Dakota State University -- NDSU Agriculture
7 Morrill Hall, Fargo ND, 58105-5655, Tel: 701-231-7881, Fax: 701-231-7044
EWG Web Site Raises Important Questions
By Andrew Swenson, Farm Management Specialist
The Environment Working Group Web site (ewg.org), which lists federal farm subsidy amounts by recipient, has been the focus of much media attention since it was unveiled last year.
It has also raised many questions. Is the information misleading, and does publication of the subsidy amounts infringe on the rights of the recipients? If the information is credible, does it help discern whether farm policy helps family farms and rural communities, and how the public is served by funding individual farm recipients?
The Web site states one thing: government subsidies per recipient. It states no more and no less. Many farm groups, concerned about public reaction from the EWG Web site, claimed that the Web site is misleading because it does not provide the full financial position of producers and have defended large payments to recipients with the rationale that large farms have more expenses and deserve or need more government support.
There are no claims made, or implied, by the database about the profitability of producers or the financial risks associated with farming. It would not be possible for EWG to provide full income and costs by farm subsidy recipient because that is not public information. However, the information in the database should be accurate because it is the assemblage of computerized records of checks written by USDA to recipients.
A point of confusion for users of the database is that the "recipient" of a farm subsidy payment may be an individual, a corporation, a general partnership or some other legal entity. Therefore, when the recipient is not an individual, it may represent the combined subsidies of several people. For example, several farm families could be in a partnership or corporation which is one "recipient" of government subsidies. This means that each farm family actually receives only part of the total listed for the "recipient." However, the opposite situation can also occur. One farm family can receive subsidies through several "recipients." Both spouses in a farm household can be individual recipients of subsidies, and because of the "three entity rule" each spouse can also be part of two other legal farm "entities." One farm couple could be receiving subsidies through six "recipients" on the Web site.
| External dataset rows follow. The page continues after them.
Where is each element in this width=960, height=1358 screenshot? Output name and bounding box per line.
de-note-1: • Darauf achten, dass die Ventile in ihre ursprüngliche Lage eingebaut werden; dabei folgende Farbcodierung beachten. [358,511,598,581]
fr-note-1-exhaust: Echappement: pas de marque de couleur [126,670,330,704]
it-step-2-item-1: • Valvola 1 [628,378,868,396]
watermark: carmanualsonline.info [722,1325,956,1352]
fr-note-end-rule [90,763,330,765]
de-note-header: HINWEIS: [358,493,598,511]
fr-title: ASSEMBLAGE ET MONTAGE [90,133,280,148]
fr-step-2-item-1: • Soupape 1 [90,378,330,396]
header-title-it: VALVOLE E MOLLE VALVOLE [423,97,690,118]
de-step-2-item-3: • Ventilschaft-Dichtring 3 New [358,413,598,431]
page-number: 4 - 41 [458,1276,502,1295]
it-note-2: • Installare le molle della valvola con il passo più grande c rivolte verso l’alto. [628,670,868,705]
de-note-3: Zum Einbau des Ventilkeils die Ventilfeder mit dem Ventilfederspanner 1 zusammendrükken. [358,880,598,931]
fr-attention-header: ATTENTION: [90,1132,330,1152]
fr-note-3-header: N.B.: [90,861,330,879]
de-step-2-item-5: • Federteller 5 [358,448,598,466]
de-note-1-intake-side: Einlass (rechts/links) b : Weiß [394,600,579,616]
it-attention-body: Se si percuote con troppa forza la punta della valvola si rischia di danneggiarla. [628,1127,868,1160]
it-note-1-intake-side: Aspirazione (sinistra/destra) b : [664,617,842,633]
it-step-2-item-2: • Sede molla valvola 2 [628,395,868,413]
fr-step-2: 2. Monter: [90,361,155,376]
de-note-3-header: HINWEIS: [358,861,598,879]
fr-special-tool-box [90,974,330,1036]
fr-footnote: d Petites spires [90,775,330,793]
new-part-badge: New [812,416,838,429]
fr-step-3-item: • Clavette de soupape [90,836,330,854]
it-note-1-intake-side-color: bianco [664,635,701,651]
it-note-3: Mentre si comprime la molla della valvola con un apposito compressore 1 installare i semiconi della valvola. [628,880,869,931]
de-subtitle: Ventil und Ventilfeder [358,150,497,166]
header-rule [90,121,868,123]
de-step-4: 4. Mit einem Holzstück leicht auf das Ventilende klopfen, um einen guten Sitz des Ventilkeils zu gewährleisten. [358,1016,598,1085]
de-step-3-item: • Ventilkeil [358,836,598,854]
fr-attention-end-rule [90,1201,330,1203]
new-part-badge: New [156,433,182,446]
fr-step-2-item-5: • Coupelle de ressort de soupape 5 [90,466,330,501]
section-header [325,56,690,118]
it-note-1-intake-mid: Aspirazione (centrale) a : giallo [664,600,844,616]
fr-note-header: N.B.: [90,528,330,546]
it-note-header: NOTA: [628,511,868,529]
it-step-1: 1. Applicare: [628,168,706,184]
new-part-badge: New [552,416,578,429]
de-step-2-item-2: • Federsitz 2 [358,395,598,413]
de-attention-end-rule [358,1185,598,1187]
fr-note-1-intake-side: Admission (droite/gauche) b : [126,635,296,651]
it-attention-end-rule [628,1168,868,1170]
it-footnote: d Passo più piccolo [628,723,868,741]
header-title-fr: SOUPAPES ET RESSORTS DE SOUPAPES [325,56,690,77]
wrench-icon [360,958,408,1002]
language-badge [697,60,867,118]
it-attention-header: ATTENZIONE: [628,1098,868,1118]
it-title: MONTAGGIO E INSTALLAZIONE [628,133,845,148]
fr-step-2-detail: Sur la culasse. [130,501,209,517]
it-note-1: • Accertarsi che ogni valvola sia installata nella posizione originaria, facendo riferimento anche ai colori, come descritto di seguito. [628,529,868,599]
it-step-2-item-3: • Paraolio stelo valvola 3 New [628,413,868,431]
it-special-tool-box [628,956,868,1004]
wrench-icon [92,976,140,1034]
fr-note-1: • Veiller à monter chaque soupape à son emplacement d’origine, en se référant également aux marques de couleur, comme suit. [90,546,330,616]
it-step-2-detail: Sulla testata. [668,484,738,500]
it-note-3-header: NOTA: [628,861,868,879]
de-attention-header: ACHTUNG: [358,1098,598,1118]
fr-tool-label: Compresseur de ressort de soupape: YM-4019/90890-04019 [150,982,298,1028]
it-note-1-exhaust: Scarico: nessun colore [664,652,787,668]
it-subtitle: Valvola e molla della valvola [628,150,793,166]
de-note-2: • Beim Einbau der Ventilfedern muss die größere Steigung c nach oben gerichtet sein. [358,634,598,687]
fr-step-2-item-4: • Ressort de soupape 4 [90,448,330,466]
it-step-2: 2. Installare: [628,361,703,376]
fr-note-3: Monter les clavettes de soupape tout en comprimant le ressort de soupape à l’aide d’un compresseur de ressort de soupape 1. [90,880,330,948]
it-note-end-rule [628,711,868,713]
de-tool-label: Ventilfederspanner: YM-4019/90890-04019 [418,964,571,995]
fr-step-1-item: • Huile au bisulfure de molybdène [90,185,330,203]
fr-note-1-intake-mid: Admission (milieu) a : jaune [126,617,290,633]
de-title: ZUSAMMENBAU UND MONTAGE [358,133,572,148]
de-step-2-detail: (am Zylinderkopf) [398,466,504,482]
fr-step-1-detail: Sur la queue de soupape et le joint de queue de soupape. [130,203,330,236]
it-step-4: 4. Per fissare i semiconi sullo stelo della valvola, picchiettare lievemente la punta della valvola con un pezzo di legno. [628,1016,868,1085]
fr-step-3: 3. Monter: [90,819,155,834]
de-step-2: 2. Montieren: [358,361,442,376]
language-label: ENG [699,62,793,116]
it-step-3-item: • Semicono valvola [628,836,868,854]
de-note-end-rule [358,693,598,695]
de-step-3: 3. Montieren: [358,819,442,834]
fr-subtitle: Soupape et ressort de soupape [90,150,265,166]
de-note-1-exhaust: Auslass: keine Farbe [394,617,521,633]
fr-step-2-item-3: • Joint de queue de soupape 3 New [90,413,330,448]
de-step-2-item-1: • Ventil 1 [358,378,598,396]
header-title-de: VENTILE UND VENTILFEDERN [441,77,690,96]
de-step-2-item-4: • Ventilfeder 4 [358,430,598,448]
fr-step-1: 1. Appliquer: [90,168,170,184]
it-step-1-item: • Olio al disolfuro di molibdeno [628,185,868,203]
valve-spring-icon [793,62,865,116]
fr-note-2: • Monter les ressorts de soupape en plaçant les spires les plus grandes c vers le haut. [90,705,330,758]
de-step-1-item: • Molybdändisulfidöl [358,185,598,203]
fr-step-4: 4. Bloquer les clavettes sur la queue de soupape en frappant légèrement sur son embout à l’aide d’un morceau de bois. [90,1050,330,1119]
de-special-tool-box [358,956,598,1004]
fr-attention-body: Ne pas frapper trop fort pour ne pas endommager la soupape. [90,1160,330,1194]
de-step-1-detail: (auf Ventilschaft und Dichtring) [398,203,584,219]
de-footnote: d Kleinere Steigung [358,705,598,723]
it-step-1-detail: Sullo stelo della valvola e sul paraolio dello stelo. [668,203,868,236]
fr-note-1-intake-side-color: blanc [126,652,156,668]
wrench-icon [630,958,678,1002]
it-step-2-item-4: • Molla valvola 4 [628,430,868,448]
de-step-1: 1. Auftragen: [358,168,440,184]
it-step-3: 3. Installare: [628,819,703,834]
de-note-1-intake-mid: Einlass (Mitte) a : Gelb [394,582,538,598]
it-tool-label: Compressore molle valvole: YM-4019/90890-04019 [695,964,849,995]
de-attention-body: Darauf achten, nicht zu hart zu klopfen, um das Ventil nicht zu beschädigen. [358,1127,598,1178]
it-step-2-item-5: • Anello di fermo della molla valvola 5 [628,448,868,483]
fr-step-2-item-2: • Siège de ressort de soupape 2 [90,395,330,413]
It is understandable that some producers feel having part of their financial information displayed on the Web site is an invasion of privacy. But it is funding provided by the public through federal policy. In that sense, to be against the EWG Web site is to be against open government. However, the glare of public scrutiny falls on farmers when farm landlords and agri-businesses such as input suppliers and processors also benefit directly or indirectly from the subsidies.
The reason that EWG publicized the database is provided by statements on its Web site, which expresses their goal of more government "support in the farm sector for conservation reserve programs, wetland reserve and important conservation programs" and their opinion that the "…current farm policy has badly failed almost everyone in agriculture but the largest producers of a few favored crops."
The database probably raised more public awareness about the distribution of farm subsidy payments and the total level of subsidies than awareness of conservation programs. However, in the new farm bill, large farm interests, particularly cotton and rice farmers, blocked all efforts to close loopholes for payment limitations, such as the three-entity rule and the definition of a farmer. Also, the total payment limitation amount per entity was raised 57 percent compared to the 1996 farm bill because of the addition of another type of subsidy in the new farm bill. The bill did include a provision that excludes individuals who averaged more than $2.5 million of adjusted gross income over three years from being eligible for farm subsidy payments.
A lasting impact of the EWG Web site may be the heightened interest of the public on farm policy, especially when federal budgets are tight. Currently, a federal deficit of more than $100 billion is projected for 2002, there is no mention of a social security "lockbox," and the government grapples with the difficult decisions of how to provide for national defense, education, health care, etc. Negative media coverage of the new farm bill is both cause and a symptom of public discontent with farm policy.